>>119230891I get a really powerful sense that they just... couldn't.
Both because of what Disney itself mandated and because of the limits of some of the people working on the staff.
I feel like Disney's almost in a kind of... bubble. A bubble that has largely been constructed by themselves, but which they themselves now kind of police, not just for their own content but for a lot of animated content in general.
And there is this sense I get, this impression, that in Season 2, and to a lesser extent in Season 1, Tangled The Series bumps up a bit against that limit. That bubble. It doesn't slam hard against it, but it bumps. Just a little.
The idea that a children's story can have some very sad things, and some very scary things, too. The idea that a Disney princess can actually do very bad things and do the wrong things. The idea that Disney's ideas of destiny and happily ever after can be cruel, and wound those who are left outside of them. And even wound those who are INSIDE them. The idea that when you poke around in magic and fairy tales there might actually be something a bit horrifying and scary in them.

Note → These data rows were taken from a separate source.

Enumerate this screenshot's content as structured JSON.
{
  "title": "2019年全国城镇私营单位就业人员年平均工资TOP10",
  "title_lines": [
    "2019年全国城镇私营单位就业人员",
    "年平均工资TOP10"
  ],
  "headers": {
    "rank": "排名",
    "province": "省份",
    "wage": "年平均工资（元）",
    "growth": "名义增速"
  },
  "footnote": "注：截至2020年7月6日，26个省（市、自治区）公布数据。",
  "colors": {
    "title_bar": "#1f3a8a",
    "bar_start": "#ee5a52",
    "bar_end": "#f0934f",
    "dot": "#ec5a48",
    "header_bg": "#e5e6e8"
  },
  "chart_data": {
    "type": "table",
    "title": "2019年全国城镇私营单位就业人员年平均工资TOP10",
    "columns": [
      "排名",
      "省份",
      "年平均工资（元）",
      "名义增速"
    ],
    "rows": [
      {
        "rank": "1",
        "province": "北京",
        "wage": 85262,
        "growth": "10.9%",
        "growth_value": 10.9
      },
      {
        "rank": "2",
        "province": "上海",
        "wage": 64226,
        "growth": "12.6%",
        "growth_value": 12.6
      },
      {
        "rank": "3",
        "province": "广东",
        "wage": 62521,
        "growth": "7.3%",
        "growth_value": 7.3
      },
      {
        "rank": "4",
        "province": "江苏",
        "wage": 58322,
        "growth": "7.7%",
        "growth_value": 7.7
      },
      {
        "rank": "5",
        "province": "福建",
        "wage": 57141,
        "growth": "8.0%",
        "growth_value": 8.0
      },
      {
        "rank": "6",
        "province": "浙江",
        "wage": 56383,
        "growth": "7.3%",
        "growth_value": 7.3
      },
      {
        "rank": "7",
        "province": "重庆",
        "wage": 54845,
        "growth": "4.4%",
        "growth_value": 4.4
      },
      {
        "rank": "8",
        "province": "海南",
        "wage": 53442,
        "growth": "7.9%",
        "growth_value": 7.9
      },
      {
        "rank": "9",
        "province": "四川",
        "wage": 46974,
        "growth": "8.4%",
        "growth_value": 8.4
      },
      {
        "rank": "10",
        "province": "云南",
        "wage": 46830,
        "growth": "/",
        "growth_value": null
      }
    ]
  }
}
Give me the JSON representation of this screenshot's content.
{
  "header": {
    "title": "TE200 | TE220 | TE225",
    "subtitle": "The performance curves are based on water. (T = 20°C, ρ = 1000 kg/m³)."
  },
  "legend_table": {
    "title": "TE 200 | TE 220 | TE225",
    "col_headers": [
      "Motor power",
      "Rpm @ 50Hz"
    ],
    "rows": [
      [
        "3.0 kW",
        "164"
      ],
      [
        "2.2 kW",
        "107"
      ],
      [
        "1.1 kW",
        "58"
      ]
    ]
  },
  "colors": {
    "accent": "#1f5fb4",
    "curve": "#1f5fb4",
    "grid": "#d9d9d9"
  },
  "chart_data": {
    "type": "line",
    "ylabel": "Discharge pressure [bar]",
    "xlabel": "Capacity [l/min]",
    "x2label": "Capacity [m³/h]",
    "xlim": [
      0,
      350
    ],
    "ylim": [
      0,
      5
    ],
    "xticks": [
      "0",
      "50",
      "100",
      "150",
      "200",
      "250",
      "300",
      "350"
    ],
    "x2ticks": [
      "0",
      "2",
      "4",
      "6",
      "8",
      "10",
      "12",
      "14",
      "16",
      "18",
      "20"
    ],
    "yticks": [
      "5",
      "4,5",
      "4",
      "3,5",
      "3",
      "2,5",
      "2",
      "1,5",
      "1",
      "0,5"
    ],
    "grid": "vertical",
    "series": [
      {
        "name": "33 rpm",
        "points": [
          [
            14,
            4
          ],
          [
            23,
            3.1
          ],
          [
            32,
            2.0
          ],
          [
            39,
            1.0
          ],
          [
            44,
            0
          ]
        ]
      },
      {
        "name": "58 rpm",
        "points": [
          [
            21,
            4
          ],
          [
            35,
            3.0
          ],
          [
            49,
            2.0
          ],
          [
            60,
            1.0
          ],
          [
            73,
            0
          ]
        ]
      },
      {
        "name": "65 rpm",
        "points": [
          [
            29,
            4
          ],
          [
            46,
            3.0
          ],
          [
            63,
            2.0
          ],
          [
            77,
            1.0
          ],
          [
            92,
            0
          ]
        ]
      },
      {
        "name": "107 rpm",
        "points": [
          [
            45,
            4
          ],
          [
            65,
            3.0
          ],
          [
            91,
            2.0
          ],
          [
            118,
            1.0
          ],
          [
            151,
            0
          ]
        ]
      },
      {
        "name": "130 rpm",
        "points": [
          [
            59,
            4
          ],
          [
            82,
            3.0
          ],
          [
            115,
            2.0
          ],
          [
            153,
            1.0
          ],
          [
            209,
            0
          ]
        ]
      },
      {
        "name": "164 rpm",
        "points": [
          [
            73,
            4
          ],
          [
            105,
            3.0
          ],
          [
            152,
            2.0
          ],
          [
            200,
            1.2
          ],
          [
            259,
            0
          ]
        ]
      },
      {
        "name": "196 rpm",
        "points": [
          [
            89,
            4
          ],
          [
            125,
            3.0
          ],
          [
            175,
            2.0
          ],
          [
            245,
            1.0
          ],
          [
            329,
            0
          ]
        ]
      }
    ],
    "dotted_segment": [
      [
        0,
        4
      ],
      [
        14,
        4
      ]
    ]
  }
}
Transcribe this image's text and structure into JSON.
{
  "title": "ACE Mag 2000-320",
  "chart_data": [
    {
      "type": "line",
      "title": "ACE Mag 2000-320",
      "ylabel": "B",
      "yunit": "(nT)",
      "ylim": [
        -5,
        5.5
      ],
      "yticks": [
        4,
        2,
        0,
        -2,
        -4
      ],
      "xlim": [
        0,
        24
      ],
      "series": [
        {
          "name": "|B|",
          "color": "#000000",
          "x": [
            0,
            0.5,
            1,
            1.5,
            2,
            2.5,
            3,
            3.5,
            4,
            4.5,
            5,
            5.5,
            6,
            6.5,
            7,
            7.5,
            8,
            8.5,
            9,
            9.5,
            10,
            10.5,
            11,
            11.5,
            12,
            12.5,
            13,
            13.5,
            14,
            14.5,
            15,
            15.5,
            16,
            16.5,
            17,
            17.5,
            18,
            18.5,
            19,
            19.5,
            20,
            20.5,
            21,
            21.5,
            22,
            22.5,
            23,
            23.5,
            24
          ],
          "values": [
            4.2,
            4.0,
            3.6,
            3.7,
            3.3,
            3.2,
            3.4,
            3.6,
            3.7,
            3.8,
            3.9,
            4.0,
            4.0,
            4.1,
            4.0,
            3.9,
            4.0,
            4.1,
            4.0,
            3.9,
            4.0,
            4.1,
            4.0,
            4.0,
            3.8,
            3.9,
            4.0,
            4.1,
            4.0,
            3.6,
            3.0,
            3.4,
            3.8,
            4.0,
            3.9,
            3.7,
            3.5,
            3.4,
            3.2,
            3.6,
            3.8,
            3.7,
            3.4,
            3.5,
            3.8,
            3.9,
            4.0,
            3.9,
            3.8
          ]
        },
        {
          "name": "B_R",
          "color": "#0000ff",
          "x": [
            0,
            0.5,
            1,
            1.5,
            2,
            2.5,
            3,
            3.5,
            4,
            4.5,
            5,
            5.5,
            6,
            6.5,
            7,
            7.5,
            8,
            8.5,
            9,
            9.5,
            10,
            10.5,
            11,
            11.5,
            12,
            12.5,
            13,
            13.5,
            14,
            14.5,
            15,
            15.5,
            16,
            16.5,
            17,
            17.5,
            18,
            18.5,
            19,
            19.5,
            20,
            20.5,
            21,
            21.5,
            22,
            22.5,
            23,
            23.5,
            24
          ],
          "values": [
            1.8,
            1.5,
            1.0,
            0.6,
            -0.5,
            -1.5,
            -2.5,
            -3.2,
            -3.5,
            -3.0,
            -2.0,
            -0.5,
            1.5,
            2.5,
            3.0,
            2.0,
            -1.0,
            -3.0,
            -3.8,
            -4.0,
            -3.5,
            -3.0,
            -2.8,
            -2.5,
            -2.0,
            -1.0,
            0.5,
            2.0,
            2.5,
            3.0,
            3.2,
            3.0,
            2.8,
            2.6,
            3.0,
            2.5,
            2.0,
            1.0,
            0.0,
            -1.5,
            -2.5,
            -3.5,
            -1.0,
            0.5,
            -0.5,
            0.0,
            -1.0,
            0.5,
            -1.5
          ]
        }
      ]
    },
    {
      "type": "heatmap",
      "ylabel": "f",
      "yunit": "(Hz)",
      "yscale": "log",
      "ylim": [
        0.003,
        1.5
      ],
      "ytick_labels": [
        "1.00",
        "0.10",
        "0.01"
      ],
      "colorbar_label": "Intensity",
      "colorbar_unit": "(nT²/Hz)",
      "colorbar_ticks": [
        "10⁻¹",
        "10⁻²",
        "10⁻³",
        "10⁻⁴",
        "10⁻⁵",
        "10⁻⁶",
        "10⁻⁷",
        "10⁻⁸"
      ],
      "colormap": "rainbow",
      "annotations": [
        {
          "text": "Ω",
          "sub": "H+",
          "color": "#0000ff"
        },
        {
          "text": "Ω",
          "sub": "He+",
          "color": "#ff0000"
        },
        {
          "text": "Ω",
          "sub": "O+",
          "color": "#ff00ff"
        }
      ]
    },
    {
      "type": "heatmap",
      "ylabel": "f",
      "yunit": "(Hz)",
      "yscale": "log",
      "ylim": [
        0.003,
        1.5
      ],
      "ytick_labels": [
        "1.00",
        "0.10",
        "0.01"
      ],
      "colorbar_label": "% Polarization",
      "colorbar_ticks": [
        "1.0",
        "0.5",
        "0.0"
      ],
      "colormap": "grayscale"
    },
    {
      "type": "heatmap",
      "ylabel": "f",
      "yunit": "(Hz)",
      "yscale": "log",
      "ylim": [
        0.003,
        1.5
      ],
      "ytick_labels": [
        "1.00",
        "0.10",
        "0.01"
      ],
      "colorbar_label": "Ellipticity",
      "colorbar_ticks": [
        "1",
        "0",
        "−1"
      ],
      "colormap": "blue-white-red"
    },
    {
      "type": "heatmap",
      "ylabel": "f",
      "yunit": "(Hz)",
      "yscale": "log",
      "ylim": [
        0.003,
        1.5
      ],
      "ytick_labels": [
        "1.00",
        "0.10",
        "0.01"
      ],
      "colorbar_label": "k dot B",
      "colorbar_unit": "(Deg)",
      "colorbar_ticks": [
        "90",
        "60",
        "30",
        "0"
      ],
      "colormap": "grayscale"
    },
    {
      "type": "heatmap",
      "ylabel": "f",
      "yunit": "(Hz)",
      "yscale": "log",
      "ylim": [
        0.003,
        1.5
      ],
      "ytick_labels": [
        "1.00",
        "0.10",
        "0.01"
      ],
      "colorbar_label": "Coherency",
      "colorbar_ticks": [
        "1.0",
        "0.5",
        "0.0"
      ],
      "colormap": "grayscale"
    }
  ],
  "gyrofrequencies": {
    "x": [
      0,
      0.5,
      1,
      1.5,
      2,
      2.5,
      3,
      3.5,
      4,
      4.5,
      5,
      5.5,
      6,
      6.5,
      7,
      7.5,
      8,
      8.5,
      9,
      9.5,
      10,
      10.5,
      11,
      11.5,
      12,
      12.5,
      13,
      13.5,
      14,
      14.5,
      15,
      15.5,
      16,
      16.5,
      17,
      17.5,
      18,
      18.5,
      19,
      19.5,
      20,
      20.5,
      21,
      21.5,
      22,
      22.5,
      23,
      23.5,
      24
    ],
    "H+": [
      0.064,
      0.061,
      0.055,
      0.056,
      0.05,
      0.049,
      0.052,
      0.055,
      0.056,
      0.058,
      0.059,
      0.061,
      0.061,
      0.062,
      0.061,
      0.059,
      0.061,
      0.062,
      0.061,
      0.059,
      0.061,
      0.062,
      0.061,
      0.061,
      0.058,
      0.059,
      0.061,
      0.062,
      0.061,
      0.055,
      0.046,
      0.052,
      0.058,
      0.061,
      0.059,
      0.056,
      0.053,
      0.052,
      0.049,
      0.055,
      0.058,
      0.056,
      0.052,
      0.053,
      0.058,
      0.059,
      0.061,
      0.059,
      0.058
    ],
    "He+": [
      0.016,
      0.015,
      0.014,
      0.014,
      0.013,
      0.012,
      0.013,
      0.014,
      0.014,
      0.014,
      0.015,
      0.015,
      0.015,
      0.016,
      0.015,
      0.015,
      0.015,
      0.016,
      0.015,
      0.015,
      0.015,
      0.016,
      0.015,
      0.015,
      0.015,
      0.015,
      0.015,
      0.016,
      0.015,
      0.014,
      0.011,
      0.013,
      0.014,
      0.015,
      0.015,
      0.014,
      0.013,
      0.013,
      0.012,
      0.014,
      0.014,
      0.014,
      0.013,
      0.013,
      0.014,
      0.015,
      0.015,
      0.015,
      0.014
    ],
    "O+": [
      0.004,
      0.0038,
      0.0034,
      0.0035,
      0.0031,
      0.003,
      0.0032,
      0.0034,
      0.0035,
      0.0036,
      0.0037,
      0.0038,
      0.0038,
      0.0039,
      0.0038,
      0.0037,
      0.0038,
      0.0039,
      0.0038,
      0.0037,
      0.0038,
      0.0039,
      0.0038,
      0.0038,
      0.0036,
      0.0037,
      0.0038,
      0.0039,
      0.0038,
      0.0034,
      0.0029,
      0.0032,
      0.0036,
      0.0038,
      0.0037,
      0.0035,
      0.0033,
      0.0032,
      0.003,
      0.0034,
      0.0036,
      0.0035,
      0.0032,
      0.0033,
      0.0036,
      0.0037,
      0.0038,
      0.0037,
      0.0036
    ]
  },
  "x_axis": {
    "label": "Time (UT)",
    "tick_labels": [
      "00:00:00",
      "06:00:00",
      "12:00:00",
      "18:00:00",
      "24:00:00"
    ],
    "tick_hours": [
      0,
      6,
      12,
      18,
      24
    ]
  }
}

There is the HINT of this in Season 2. Obviously it reaches its climax in "Rapunzel and the Great Tree." But it shows up throughout Season 2, and into the finale. But the show very pointedly retreats into something safer, more binary, more black and white, easier to explain, in Season 3.
I can't help but feel that Tangled The Series would have been better handled by a company other than Disney. Some company that could have leaned in to the show's own violations and subversions of so many core aspects of just what Disney does. Because the show does indeed do this. But in the end, it pulls its punches and retracts its claws. Probably because that's what was mandated.